Organising Your Brain While Singing Under The Sea On Repeat

Credit: Annette Batista Day  on Unsplash

As we started to progress I quickly realised that the most difficult aspect of this process for me was going to be organising my thoughts. I’d always assumed the ideas for a novel were the hard part, but once the main idea was lodged it was organising the others which became the problem.

The course is structured so you flesh out your idea piece by piece. We looked at the things you’d expect like the genre, setting, goals, obstacles, consequences, story arcs, and character profiles. However, we also explored loglines, opening scenes, plot twists, structuring dialogue and other smaller elements which add up to make a story.

Then we hit the point where my brain began to struggle. I’m used to chaos. I exist with a constant monologue in my brain which specialises in overthinking, random tangents, and earworms. The trouble was it now also contained random strings of ideas; thoughts for scenes, character ideas, challenges, dynamics I’d like to explore.

This is the part where often I’d give up. Too many thoughts tend to make my brain shut down, or just focus on something random. For example, today’s randomness was singing Under The Sea on a loop. I’m not sure if I need to blame my middle child or the supermarket for this, but when shopping yesterday we found Under The Sea Party Ring biscuits. Both of us immediately started singing the song. I got rid of the loop 14 hours later, but it returned this morning when middle child appeared eating the biscuits in question.

The worst part is I know all the words, but can I remember them right now? Obviously not. All I can remember is “Under the sea, under the sea. Life is better, down where it’s wetter. Under the sea.” and of course the jingly bit that comes afterward. Even if I play the song it won’t help. My brain is only looping that part.

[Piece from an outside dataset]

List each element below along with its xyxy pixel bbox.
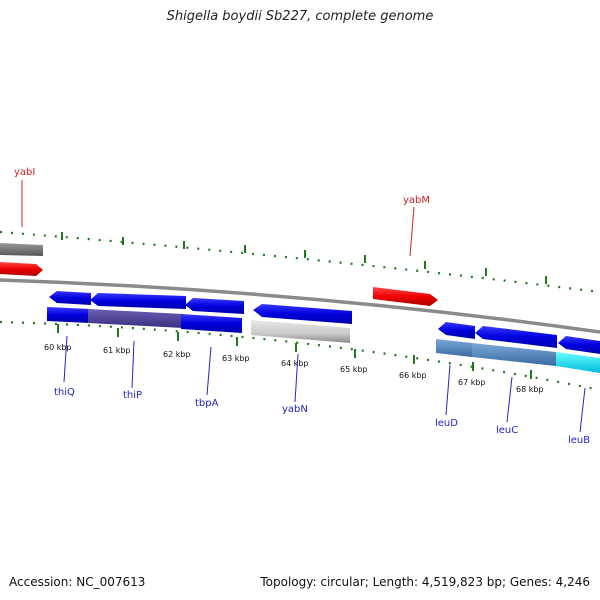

I’m also writing this blog, doing some research about things that won’t be relevant for months, and doing some editing. Oh, and I went on a side quest to find a 3mm jack cable for my headphones which also involved putting the dishwasher on, washing some pans and playing with the puppy.

The concept of one task doesn’t really exist for me, which is why I never thought I’d be able to write a whole novel. I generally exist in a sea of to-do lists, going to do one task and ending up doing three others and forgetting the original – something we call side questing in our house. A perfect example is the tangent of everything I’ve just written before mentioning the point of the blog, organising my brain.

It turns out workbooks can be magical. All my thoughts had places in the workbook and as I threw them all down week by week I was creating a resource for myself to use later. I really need things to be complete, so I filled in every single line of that sucker.

Sometimes I’d get ideas which fit on other pages, so I started just adding those as notes to a big ideas list in a notebook we had also been given. This was hit-and-miss in terms of helpfulness as sometimes I’d lose them in the mess of other notes. However, if I repeat this process again – which I likely will – I won’t be bound by the course and will probably fill in the workbook in a totally random order which would make anyone organised cry.

The workbook also includes an activity at the end where you pull all your information together in order. Normally order is not my friend but this was so easy to understand even I felt organised.